Unfortunately, the issue of childhood vaccinations is far from settled in some domains.  And contrary to expectations, those leading the charge of vaccine skepticism don’t seem to lack affluence or education.  In fact, researchers have found that the people most likely to refuse vaccinations for their children to be “white, well-educated and affluent”.

This is an abject failure in public health.  Somewhere, over the course of the past few decades, public health practitioners and advocates have lost the ability to convey scientific facts on childhood vaccines in a compelling and persuasive manner.

4 thoughts on “It’s Time to Vaccinate Against Misinformation with the Truth (The Whole Truth, and Nothing but the Truth)

  1. Jason, I’m curious about this comment in your post: ”While I categorically disagree with Mr. Jaques conclusions and interpretations regarding vaccinations” …

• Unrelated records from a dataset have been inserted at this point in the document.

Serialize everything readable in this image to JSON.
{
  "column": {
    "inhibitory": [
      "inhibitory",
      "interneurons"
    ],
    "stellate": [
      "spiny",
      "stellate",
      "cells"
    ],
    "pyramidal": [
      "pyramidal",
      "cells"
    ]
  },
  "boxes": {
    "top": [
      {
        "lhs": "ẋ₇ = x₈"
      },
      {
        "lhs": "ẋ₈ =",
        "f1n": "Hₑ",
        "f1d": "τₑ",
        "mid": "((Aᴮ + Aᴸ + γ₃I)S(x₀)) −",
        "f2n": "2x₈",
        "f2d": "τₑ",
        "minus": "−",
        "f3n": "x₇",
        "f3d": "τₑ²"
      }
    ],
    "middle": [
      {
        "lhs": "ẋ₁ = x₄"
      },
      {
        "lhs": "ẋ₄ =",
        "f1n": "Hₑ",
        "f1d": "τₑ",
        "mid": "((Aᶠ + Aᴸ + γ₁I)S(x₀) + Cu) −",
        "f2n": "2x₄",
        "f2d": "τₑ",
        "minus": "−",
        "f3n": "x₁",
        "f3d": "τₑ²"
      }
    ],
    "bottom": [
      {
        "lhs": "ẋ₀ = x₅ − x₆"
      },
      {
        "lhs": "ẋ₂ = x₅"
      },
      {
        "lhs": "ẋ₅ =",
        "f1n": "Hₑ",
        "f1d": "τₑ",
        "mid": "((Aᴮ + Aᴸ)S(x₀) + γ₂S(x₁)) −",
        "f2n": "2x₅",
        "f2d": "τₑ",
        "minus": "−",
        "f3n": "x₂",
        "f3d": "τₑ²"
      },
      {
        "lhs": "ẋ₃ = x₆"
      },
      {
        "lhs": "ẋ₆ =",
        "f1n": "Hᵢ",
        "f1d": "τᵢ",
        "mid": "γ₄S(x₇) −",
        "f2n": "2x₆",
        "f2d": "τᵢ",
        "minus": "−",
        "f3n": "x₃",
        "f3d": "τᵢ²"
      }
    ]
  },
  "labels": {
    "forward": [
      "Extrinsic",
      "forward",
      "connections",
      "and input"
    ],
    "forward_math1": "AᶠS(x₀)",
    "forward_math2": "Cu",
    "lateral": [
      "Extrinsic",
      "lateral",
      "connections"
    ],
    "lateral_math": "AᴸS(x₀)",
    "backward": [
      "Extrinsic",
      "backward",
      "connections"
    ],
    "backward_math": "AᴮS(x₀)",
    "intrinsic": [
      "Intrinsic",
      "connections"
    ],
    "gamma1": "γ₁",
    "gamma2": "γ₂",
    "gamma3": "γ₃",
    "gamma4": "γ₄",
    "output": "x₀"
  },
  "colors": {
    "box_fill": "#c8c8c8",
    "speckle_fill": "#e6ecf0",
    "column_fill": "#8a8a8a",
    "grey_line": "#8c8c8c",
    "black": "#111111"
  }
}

    My conclusion was that honest conversations, science, and bringing sides together could end the vaccine debate.

    1. Ken, I disagree with your interpretation that you need to prove that “all possible options have been evaluated and there is no way to interpret the scientific results differently” because you’re creating doubt about the vast scientific consensus that exists.

  2. For example on the topic: vaccines & autism. Here you can find a summary of all the papers that claim to provide evidence that autism is caused by vaccines. Those who support vaccines also have lists of papers which they present as evidence that vaccines do not cause autism. On the anti-vaccine side, there are 160 papers total. 33 of them weren’t actually about autism, 82 weren’t about vaccines, 41 were animal trials or in vitro studies (which are weak designs that have limited applicability to humans, especially for something like autism), 60 were on either a form of mercury that has never been in vaccines or thimerosal (which hasn’t been in childhood vaccines for almost two decades), 9 were case reports/conference abstracts/opinion papers/some other non-research paper, and 37 were non-systematic reviews (only 8 of which were relevant to the topic at hand; some papers were in multiple categories). Only 14 of the papers were actually studies on humans that are relevant to autism and the current vaccine schedule, but none of those studies are large, all of them were association studies (i.e., they could not show causation, because correlation does not equal causation) and most of them were seriously flawed. That is why the science on this is CLEAR. Vaccines do not cause autism. But the #misinformation never goes away. We are living in a fact-resistant world.

    1. Thank you, Dr. Adler. Specificity like this is necessary when addressing vaccine skepticism and hesitancy.